For many married couples, falling in love and saying “I do” was the easy part. Living happily ever after is the part that takes a whole lot of work.
My family history doesn’t have the best track record when it comes to the vow “until death do us part.” My parents divorced when I was 18, and on my mom’s side alone, not one single marriage has lasted (keep in mind, she’s one of eight siblings). One might think this would make me a cynic when it comes to marriage — but for some unexplainable reason, that’s not the case. Maybe I’m an idealist, but I think you can fall in love with your best friend, grow old together, and even live happily ever after.

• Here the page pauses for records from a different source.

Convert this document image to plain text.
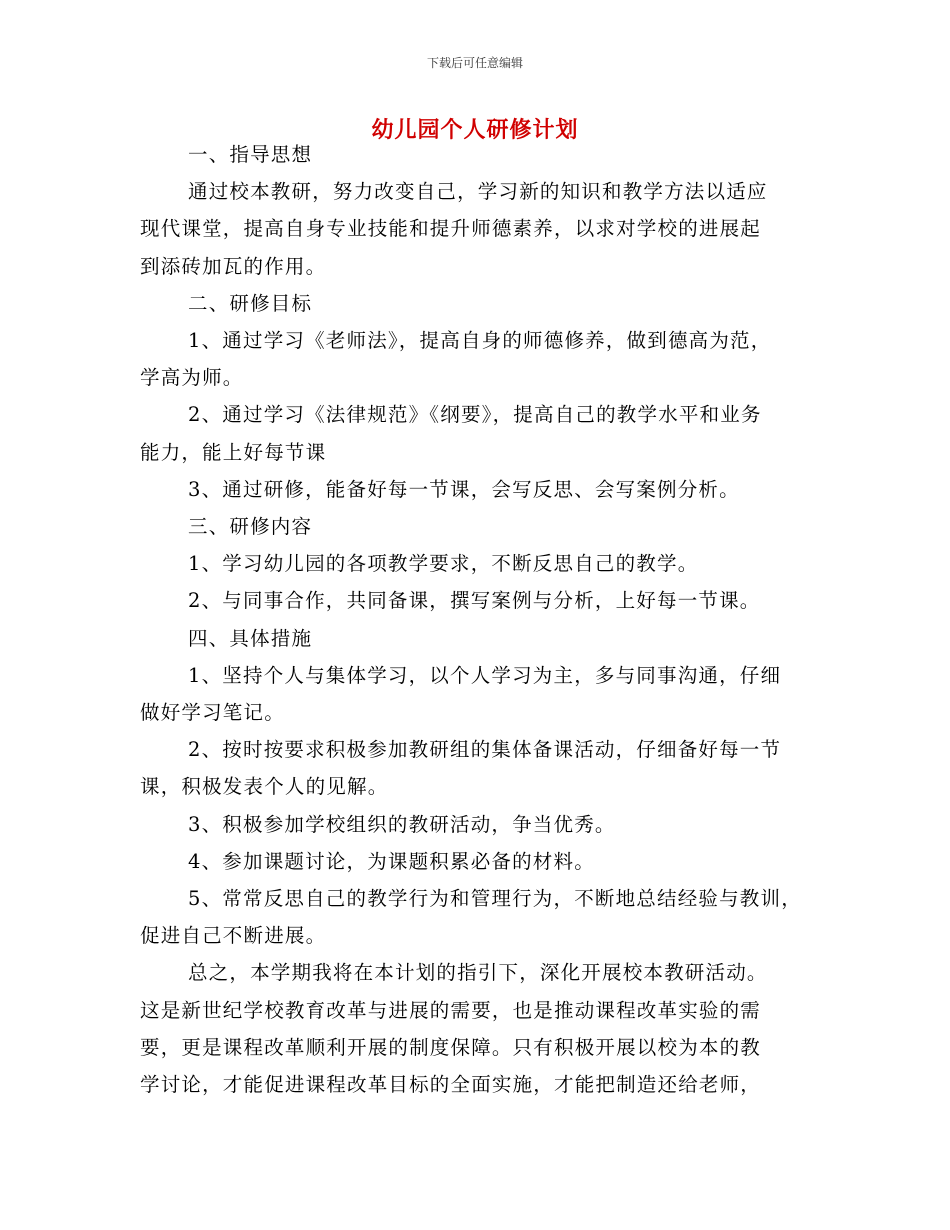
下载后可任意编辑
幼儿园个人研修计划
一、指导思想
通过校本教研，努力改变自己，学习新的知识和教学方法以适应
现代课堂，提高自身专业技能和提升师德素养，以求对学校的进展起
到添砖加瓦的作用。
二、研修目标
1、通过学习《老师法》，提高自身的师德修养，做到德高为范，
学高为师。
2、通过学习《法律规范》《纲要》，提高自己的教学水平和业务
能力，能上好每节课
3、通过研修，能备好每一节课，会写反思、会写案例分析。
三、研修内容
1、学习幼儿园的各项教学要求，不断反思自己的教学。
2、与同事合作，共同备课，撰写案例与分析，上好每一节课。
四、具体措施
1、坚持个人与集体学习，以个人学习为主，多与同事沟通，仔细
做好学习笔记。
2、按时按要求积极参加教研组的集体备课活动，仔细备好每一节
课，积极发表个人的见解。
3、积极参加学校组织的教研活动，争当优秀。
4、参加课题讨论，为课题积累必备的材料。
5、常常反思自己的教学行为和管理行为，不断地总结经验与教训，
促进自己不断进展。
总之，本学期我将在本计划的指引下，深化开展校本教研活动。
这是新世纪学校教育改革与进展的需要，也是推动课程改革实验的需
要，更是课程改革顺利开展的制度保障。只有积极开展以校为本的教
学讨论，才能促进课程改革目标的全面实施，才能把制造还给老师，
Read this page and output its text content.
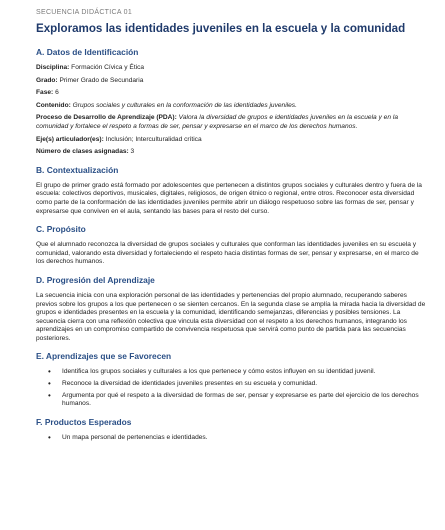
SECUENCIA DIDÁCTICA 01

Exploramos las identidades juveniles en la escuela y la comunidad
A. Datos de Identificación

Disciplina: Formación Cívica y Ética

Grado: Primer Grado de Secundaria

Fase: 6

Contenido: Grupos sociales y culturales en la conformación de las identidades juveniles.

Proceso de Desarrollo de Aprendizaje (PDA): Valora la diversidad de grupos e identidades juveniles en la escuela y en la comunidad y fortalece el respeto a formas de ser, pensar y expresarse en el marco de los derechos humanos.

Eje(s) articulador(es): Inclusión; Interculturalidad crítica

Número de clases asignadas: 3

B. Contextualización

El grupo de primer grado está formado por adolescentes que pertenecen a distintos grupos sociales y culturales dentro y fuera de la escuela: colectivos deportivos, musicales, digitales, religiosos, de origen étnico o regional, entre otros. Reconocer esta diversidad como parte de la conformación de las identidades juveniles permite abrir un diálogo respetuoso sobre las formas de ser, pensar y expresarse que conviven en el aula, sentando las bases para el resto del curso.

C. Propósito

Que el alumnado reconozca la diversidad de grupos sociales y culturales que conforman las identidades juveniles en su escuela y comunidad, valorando esta diversidad y fortaleciendo el respeto hacia distintas formas de ser, pensar y expresarse, en el marco de los derechos humanos.

D. Progresión del Aprendizaje

La secuencia inicia con una exploración personal de las identidades y pertenencias del propio alumnado, recuperando saberes previos sobre los grupos a los que pertenecen o se sienten cercanos. En la segunda clase se amplía la mirada hacia la diversidad de grupos e identidades presentes en la escuela y la comunidad, identificando semejanzas, diferencias y posibles tensiones. La secuencia cierra con una reflexión colectiva que vincula esta diversidad con el respeto a los derechos humanos, integrando los aprendizajes en un compromiso compartido de convivencia respetuosa que servirá como punto de partida para las secuencias posteriores.

E. Aprendizajes que se Favorecen
• Identifica los grupos sociales y culturales a los que pertenece y cómo estos influyen en su identidad juvenil.
• Reconoce la diversidad de identidades juveniles presentes en su escuela y comunidad.
• Argumenta por qué el respeto a la diversidad de formas de ser, pensar y expresarse es parte del ejercicio de los derechos humanos.
F. Productos Esperados
• Un mapa personal de pertenencias e identidades.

I sought out some honest advice from real people who might have insight as to what makes a marriage stand the distance. I reached out to all the married couples and divorcées I knew and asked them the burning question, “What’s the secret to making a marriage successful?” Read their words of wisdom below:
*.Share everything with each other. Most importantly, everything you are feeling. There is no way to be on common ground if you don’t communicate how you’re feeling
*.Whatever bad stuff happens, remember this, too, will pass.
*.Affection breeds more affection. Touch each other, kiss each other good morning, and have plenty of sex (even when you’re old!). It’s too easy to get out of the habit, which makes you feel distant. Intimacy and physical affection really help keep you connected.
*.Children can be stressful, but they, too, will grow up.
*.Let the little things go and think big picture. Since you’re in it for the long haul, are you really going to care who did or didn’t run the dishwasher when you look back in 10 years? Remind yourself that your relationship is much, much bigger than any one minor incident.
*.Fill the fridge with his favorites — it’s easy to do, so just do it.
*.Take time for yourself to do what you love, what makes you happy and gives you energy — being successful as a couple will only work if each of you is strong and fulfilled as an individual.
*.Avoid giving the silent treatment. Talk about things that bother you as soon as possible; don’t let your emotions build up, because you’ll likely explode.
*.Let go of hurts more easily, and try not to dwell on things that annoy you.
*.Don’t be afraid to compromise. It sounds like a bad word and like you are giving up on your “ideals,” but in reality it’s about the push and pull of a relationship. Try rating how much you want something on a scale from one to 10 and have your partner do the same. So if eating out is a five for you and staying in is a nine for him, then you should stay in that night.